Leading filmmakers sought to lay to rest several misconceptions about AI during a Cannes Marché du Film panel titled “From Creative Possibility to Production Reality: Kling AI in Cinematic Workflows”. The main one is that AI is somehow a “magic button” for making movies.
“The most common misconception is that these tools somehow create for you. They do not,” US director Jon Erwin, founder and CEO of Innovative Dreams, told a packed audience at the Kling AI event, held in association with Winston Baker and Mimaoku and moderated by Screen’s French correspondent Rebecca Leffler. Erwin is series creator of Amazon Prime Video’s House Of David and companion series The Old Stories: Moses, which used generative artificial intelligence platform KlingAI’s tools.
The tools, he said, “accelerate and amplify your creativity. He predicted “an explosion of creativity and originality” once products like Kling AI 3.0, its latest AI video engine, are more widely available.
Others also forecast that AI will pave the way for greater “diversity and variety” in filmmaking.
Leading Chinese animation director Wei Li is creator of Born Of The Tide, on which he is collaborating with Kling AI. He spoke of the opportunities AI is giving not only him but his crew members. “You can use the AI to free your hands, express your mind and utilise your imagination more,” he said.
Wei Li recalls that when he started working in the industry, animation was a painstaking, labour-intensive craft. “I was very happy and passionate when I was doing the drawings for days and days,” he recalled. He used to have a student who helped him scan storyboards into digital files. This student stayed up “for the entire day and night. I felt very sorry for him. I was enjoying the session but he was just doing the repetitive work. Standing beside him, I felt I was watching a robot.”
The veteran Chinese animator reminisced about a working environment a decade ago in the era of CG effects when big-scale animation like his project Jiang Ziya: Legend of Deification “involved a team of thousands of people” and took four to five years to complete.
“To be honest, I was so depressed for three to four years after finishing that film,” he remembered. “If there was one thing the director hadn’t thought through, he was using other people’s lives to accompany his trial and error…this way has been too stressful for me.”
Now, that drudgery has been removed. Animation teams are far smaller - and far more creatively involved.
“[But] the biggest misconception is that we are using AI just because we want to make films cheaper and faster,” said South Korean director Eekjun Yang. His new sci-fi action feature Raphael is generated entirely by AI, and made through Mateo AI Studio & MBC C&I AI Content Lab.

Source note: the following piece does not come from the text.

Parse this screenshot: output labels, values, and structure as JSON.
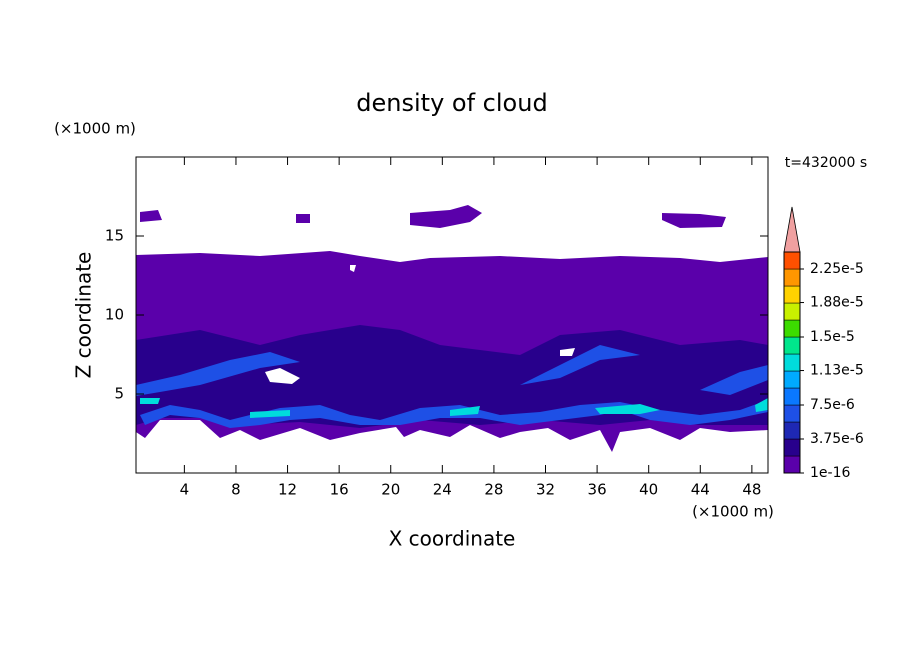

Its director acknowledged he would have struggled to make it at all without the AI. “For a director like myself who is not famous yet or has never had experience making feature films, it was very hard to obtain any investment in the first place. Therefore, AI tool use was not a choice but a necessity.”
“The fact that it [AI] is cheaper and faster is a by-product of the fact that it is more creative, more intuitive and a more collaborative way to work,” Erwin agreed. “What I love about this technology is that, over the course of time, for filmmakers in any form, the barriers are going to go away and you’re just going to tell your story to your audience. It really is going to usher in a moment in our industry that I think is going to create a lot of jobs - the only limit is the storyteller’s imagination, the quality of their story and how good they are telling it to those around them.”
One paradox is that smaller, more intimate scenes (“the detailed emotional expressions of the characters” as Yang called them) are often more challenging to render through AI tools than complex action scenes. But Yang claimed that “Kling is exceptional in its emotional expression.”
Kling AI may be only two years old but, as the company’s Tony Pu, head of creator community and partnerships, quipped, “two years in AI is like six years in real life.”
The company, Pu said, has “already served more than 60 million global creators…it has really been quite a journey.”
As the event ended, Pu announced that Kling is to partner with UK company Evolutionary Films on new family animated project, Minibots, about tiny robots. This is scripted by Michael Ferris and features character design by Tony Bancroft. Kling is now aboard as exclusive technological brand partner on the project.